Several people in a senior citizens community in Americus were evacuated because of rushing water.  Victoria Waters shows me how high the water rushing through her yard and past her home was last night.  Waters said "It was moving real fast and it was deep."

Heavy rain caused this holding pond across Hosanna Circle to overflow, and rush into the duplexes of Joy Court. Several senior citizens like Artis Brown were evacuated because of the rushing water blocking the street, but the water never got into any homes. Waters did not evacuate, but said she could not sleep.

Waters said "I was concerned it might rise and then a dam might bust. So I just stayed up. I didn't want to get caught in the middle."

 The heavy rain forced the Muckalee Creek to rise, and knocked this tree on top of the Mack Little Bridge. The road was closed Monday night, but was open again Tuesday. About a dozen roads across the county were barricaded to keep drivers from plowing into water, like South Georgia Tech Parkway and Lamar Road. The water receded quickly, and only Brickyard Road remained closed Tuesday.

But Sumter County is saturated.   Water is running deep in the ditches beside roadways, and standing in puddles across the county. Sheriff's Office and Public Works officials are watching the holding ponds and dams, and today worked to get ready in case of another heavy rain.

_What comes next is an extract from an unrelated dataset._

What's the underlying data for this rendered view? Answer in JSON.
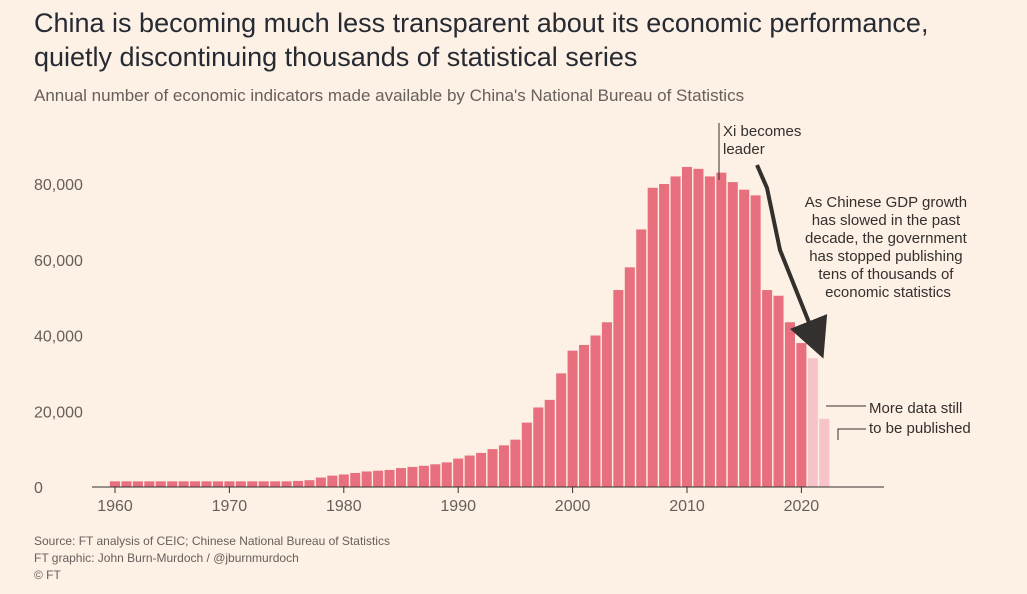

Sumter County Sheriff's Office Colonel Eric Bryant said "Account for all our barricades and road barriers that were utilized last night. Also we have pulled some out of storage just in case we need additional barricades for tonight. If the rain decides to do what it did last night."

Victoria Waters says she is also keeping an eye on the weather, worried another heavy rain could bring another flash flood.

Waters said "I don't need to pack. I'm just going to go. If it gets too high, I'm going. I can get the material things back. If I lose something I can always get it back."

Because Waters knows another heavy rain like last night, and that holding pond could overflow its banks again.

Colonel Bryant says people in Sumter County have learned from past weather tragedies like the Flood of 94, and last year's Tornado.  He says when emergency officials put out a warning or recommend evacuation, the people usually act quickly.

Colonel Bryant says his Deputies and Public Works officials will be on alert, and ready to move quickly if there's more trouble.

One woman who lives on Joy Court Road was at work Monday night when her home was blocked off because of rushing water. She wasn't able to get home until this afternoon.

Dorothy Laster spent the night in a motel, after neighbors called and told her about the flash flooding blocking her street.

She's thankful her home did not have any water inside but is still worried about the holding pond across the street that overflowed.

Laster said "Yes, because it's a chance that it might come back again. We've had it happen one time before, the pond ran over."

Laster and several other people who live on Joy Court Road say they hope city officials can do something to repair the holding pond, so it will not overflow again.